Anyone running these UHP all-season tires? How do you like them? They are all-season tires with a tread that looks like a summer tire.


----------



## eurobred (Jun 10, 2005)

*Re: FALKEN Ziex ZE-912 ... anyone running these? (CQ DX)*

they are good tires, just not mainly used for stretch anymore since their sidewall is "beefier"


----------



## mk2eurogirl (Apr 26, 2006)

*Re: FALKEN Ziex ZE-912 ... anyone running these? (eurobred)*

i just bought them. they are actually too small and so i will be returning them. ill take a picture before i do though. 
i spoke with the guy at falken and they arent beefier.. they are exactly the same size as the 512s (which these replaced). they are the upgrades and perform better then the 512s , its just the tread pattern is different.. and they will stretch the same.


----------



## eurobred (Jun 10, 2005)

*Re: FALKEN Ziex ZE-912 ... anyone running these? (mk2eurogirl)*

sorry to burst your bubble but they do not stretch the same over wide wheels as the 512s did.
There has been complaints that they dont, and my buddy has them and doesnt like them.
here is the decription right from the website on the new Falken 912s
right off http://www.edgeracing.com

_Quote »_*Quick Facts:*
The Falken Ze912 is the replacement of the ultra-successful Falken Ze512. It improves on the old tire in the following areas:
Better Handling (wet and dry)
Higher mileage warranty (now 40,000 miles)
Better and more uniform wear
Fantastic Value
Quieter ride
Asymmetric tread design (which means you can rotate the tires front-to-back and side-to-side as you wish)
Wear indicators
4 wider circumferential grooves for better hydroplaning resistance
*Squarer shoulder (improved “beefier” looks)*


sorry.


----------



## mk2eurogirl (Apr 26, 2006)

*Re: FALKEN Ziex ZE-912 ... anyone running these? (eurobred)*

this isnt some competition. no need to say sorry. we are all learning.
i spoke with the guy at falken yesterday (read my post dude)- that is what he told me.
THANKS!


----------



## imaphaetonguy (Jul 17, 2005)

*Re: FALKEN Ziex ZE-912 ... anyone running these? (mk2eurogirl)*

I have run the Falken ZE-912 on two vehicles.

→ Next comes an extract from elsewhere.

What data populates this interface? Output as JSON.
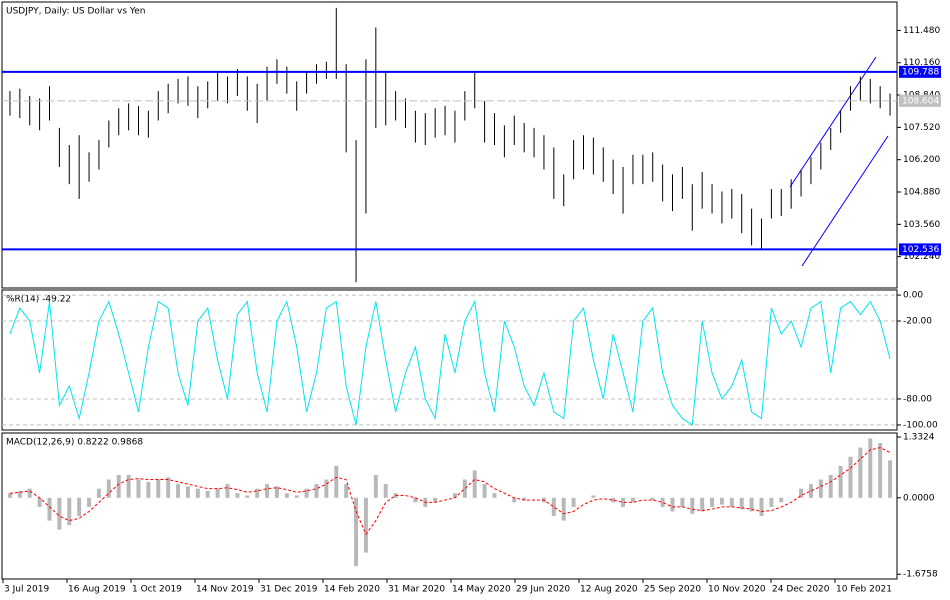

I think they are great tires for the $.
I found the ZE-512 to be really noisy. This replacement addressed that issue. http://****************.com/smile/emthup.gif


----------



## .je (Feb 8, 2003)

*Re: FALKEN Ziex ZE-912 ... anyone running these? (CQ DX)*

My Toyo Proxes 4 seem to be giving me 40,000 miles or so. Not driven too hard at least not often. Lots of highway miles (5000 over a couple of weeks at a time).
Do the 912 wear as well as the Toyo? Toyo didn't seem to last very long, and they impact fuel econ quite a lot.


----------



## CQ DX (Jan 2, 2005)

*Re: FALKEN Ziex ZE-912 ... anyone running these? (CQ DX)*

Thanks for the replies gents. The other day, I did go with the ZE-912's, and based on the 130 miles or so I put on them, I like them a lot! They are a lot quieter and 'grippy' compared to my OEM Michelin MXM4 tires, especially in the rain. I didn't 'push it' though, given they are new and presumably need to be 'broken in'. The tread pattern looks nice too, for an UHP all-season tire. These are my first Falkens, and so far, so good! They remind me of a great tire I had on my 1984 GTI years ago... the German made 'Fulda'.


----------